A structured literature search of the medical databases consisting of MEDLINE and PubMed (National Library of Medicine, Bethesda, MD, USA) was conducted. Search criteria consisted of terms, including ‘pembrolizumab’, ‘myocarditis’, ‘adverse reaction’, ‘PD-1’’, ‘immune checkpoint inhibitors’ and ‘cardiomyopathy’, which helped retrieving several accessible articles. A comprehensive review of the relevant publications revealed fatigue, rash, pruritus, arthralgia, amylase elevation and diarrhoea as the most common adverse reactions.3 These were usually mild and were not considered as treatment limiting in most of the patients. In one study, only 12% of the recruited patients experienced grade 3 or 4 adverse reactions, such as autoimmune hepatitis, maculopapular rash and pancreatitis.3 In another study on pembrolizumab treatment in patients with NSCLC, adverse events of grade 3 or higher were reported in 9.5% of patients. Significant inflammatory or immune-mediated reactions included infusion-related reactions (3.0%), hypothyroidism (6.9%) and pneumonitis (3.6%).4 Furthermore, newer reports described notable toxicities, such as type 1 diabetes mellitus,5 pancytopenia,6 colitis,7 keratoacanthomas,8 scleroderma,9 myasthenia gravis10 and uveitis.11 In terms of cardiotoxicity, two case reports are available in the published literature. One patient developed myocarditis and the other was diagnosed with cardiac arrest.12 13 It is notable that both of these patients received pembrolizumab for melanoma. To our research, this report represents the first case of NSCLC, treated with pembrolizumab, who developed severe heart failure following pembrolizumab-induced myocarditis. The available data on epidemiology, clinical characteristics, diagnosis and management of patients with pembrolizumab-related myocarditis are presented (table 1).
Table 1.
Literature review on pembrolizumab-associated cardiotoxicity
| Authors | Publication year | Age/gender | Tumour type | Clinical presentation | Dose of pembrolizumab | Cycles of pembrolizumab received | Comorbidity | Echocardiography findings | Diagnosis | Treatment | Clinical outcome |
| Läubli et al 12 |
2015 | 73/F | Metastatic melanoma | Progressive, severe dyspnoea | 2 mg/kg every 3 weeks | 5 | No prior cardiac disease | Severely impaired LVEF of 30% with marked ventricular dys-synchrony | Myocarditis | Candesartan, bisoprolol, spironolactone, torsemide and prednisone 2 mg/kg | Recovered |
| Heinzerling et al 13 | 2016 | 88/M | Metastatic melanoma | Syncope while shopping | NA | 9 | Coronary artery disease with no culprit stenosis on angiography | Akinesis of the apex, a reduced LVEF of 45% similar to takotsubo cardiomyopathy | Cardiac arrest | High-dose intravenous corticosteroids (125 mg) | Recovered |
| The present report |
2017 | 74/M | NSCLC | Dyspnoea on exertion | 2 mg/kg every 3 weeks | 2 | No prior cardiac disease | Global hypokinesis of right and left ventricles with LVEF <30% | Myocarditis | Aspirin, clopidogrel, 4000 U of heparin, metoprolol succinate and prednisone 1 mg/kg | Recovered |
F, female; LVEF, left ventricular ejection fraction; M, male; NA, not available; NSCLC, non-small-cell lung cancer.

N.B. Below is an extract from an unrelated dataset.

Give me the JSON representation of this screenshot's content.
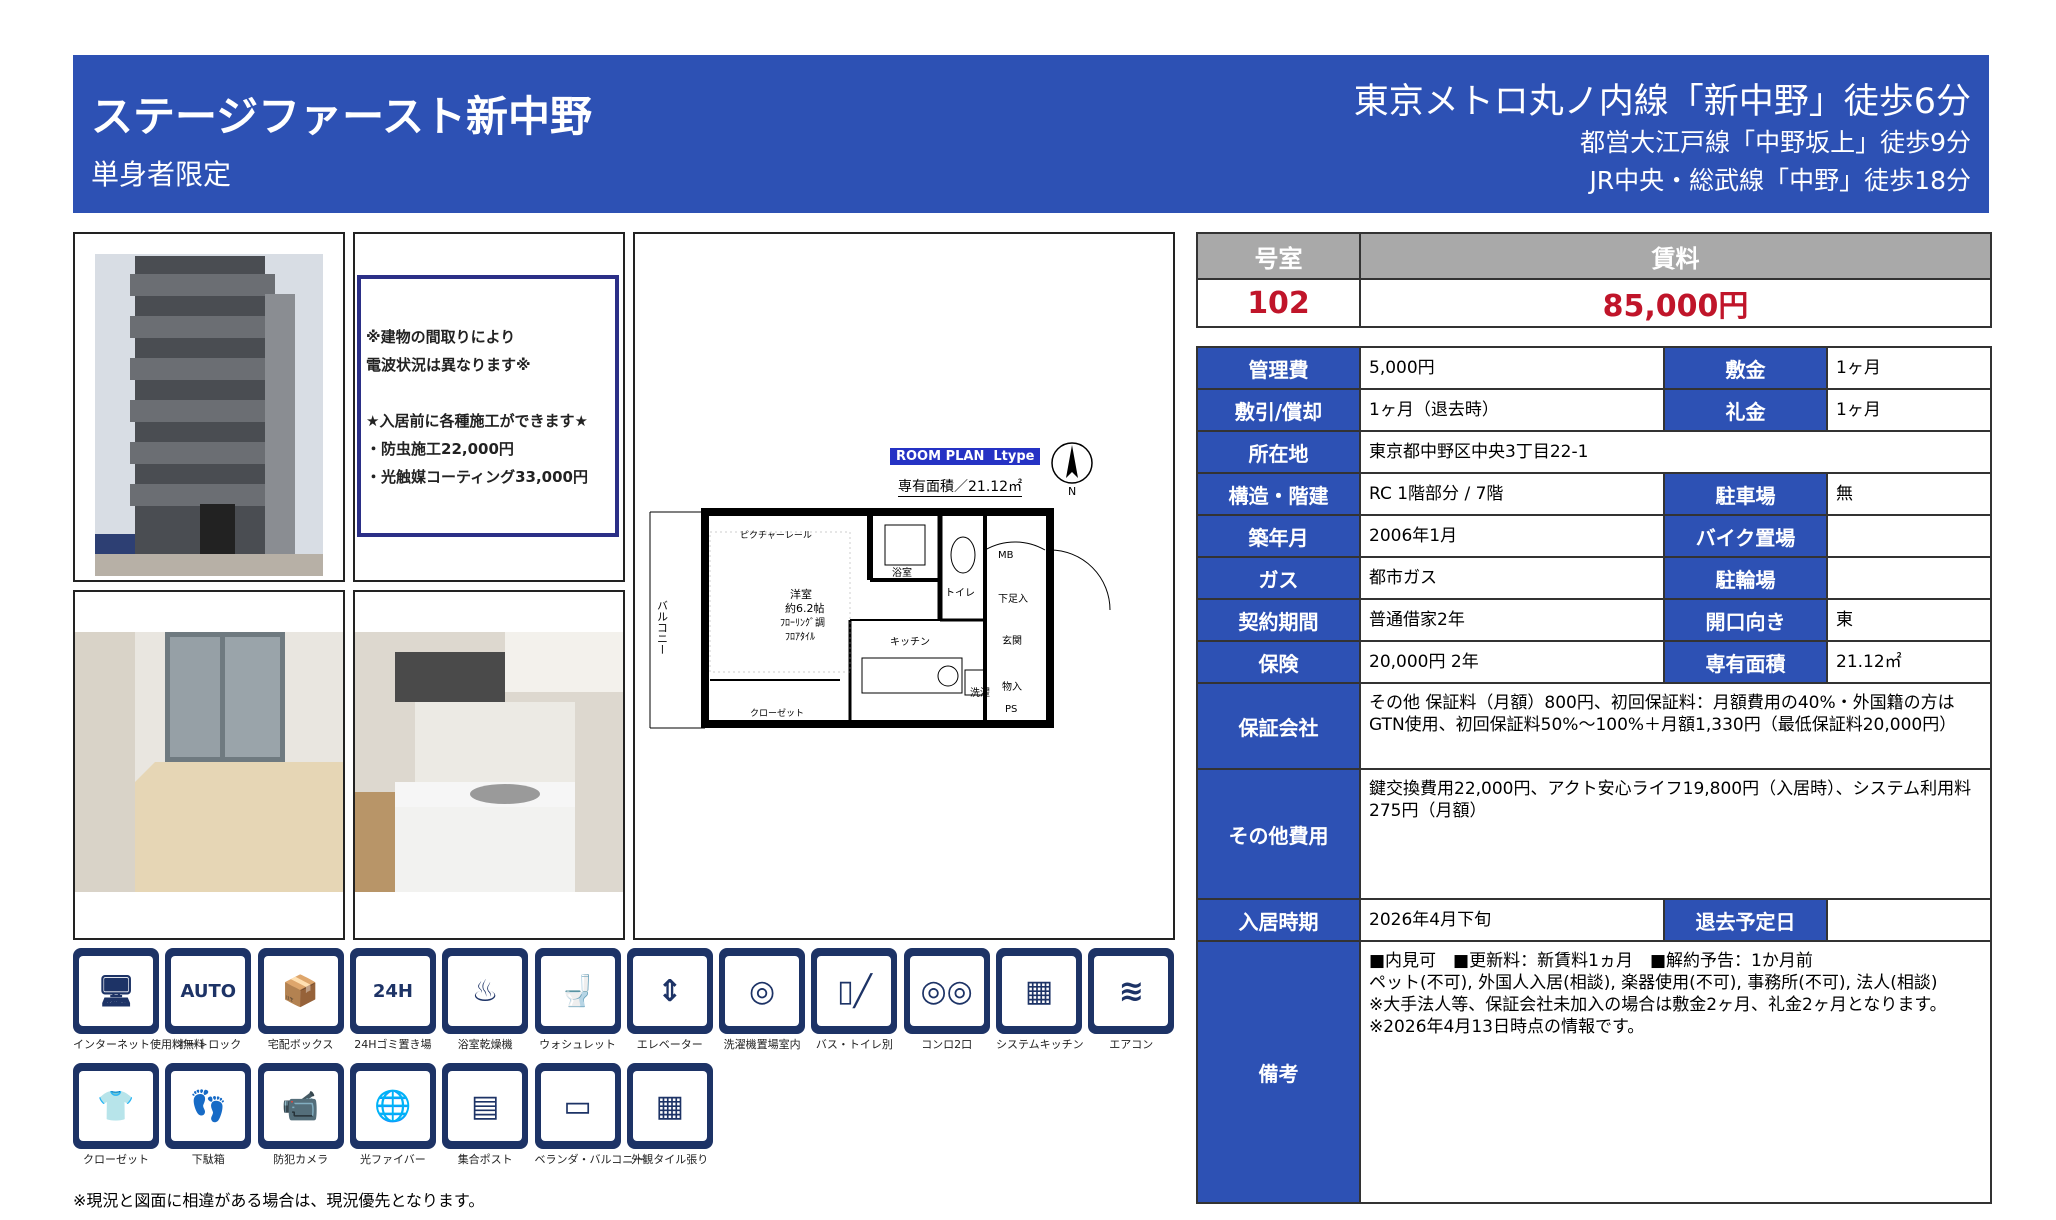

Läubli et al 12 described a 73-year-old Swiss woman with metastatic uveal melanoma treated with pembrolizumab. She developed autoimmune myocarditis that complicated to severe heart failure. Echocardiographic studies revealed a severely impaired left ventricular function. Laboratory evaluation for the cardiotropic viruses was negative. Histopathological analysis of myocardial biopsy was remarkable for lymphocytic infiltration with a predominance of CD8 positive cells and a reduction of FOXP3 positive regulatory T cells. In a report by Heinzerling et al,13 an 88-year-old man with a history of coronary artery disease received pembrolizumab treatment for metastatic melanoma and subsequently developed cardiac arrest. He showed a remarkable response to high-dose systemic corticosteroids. Although the patient was symptom free, pre-existing cardiac disease was present when he was initiated on pembrolizumab. Therefore, this drug possibly resulted in worsening of his cardiac functioning that culminated in cardiac arrest. In our patient, ECG and echocardiography revealed idioventricular rhythm with diffuse ST-segment elevations with an LVEF of less than 30%. Pembrolizumab-associated myocarditis was considered as the most probable diagnosis in the light of diagnostic investigations and exclusion of likely causes. The clinical response to corticosteroid therapy was excellent. However, a myocardial biopsy was not performed.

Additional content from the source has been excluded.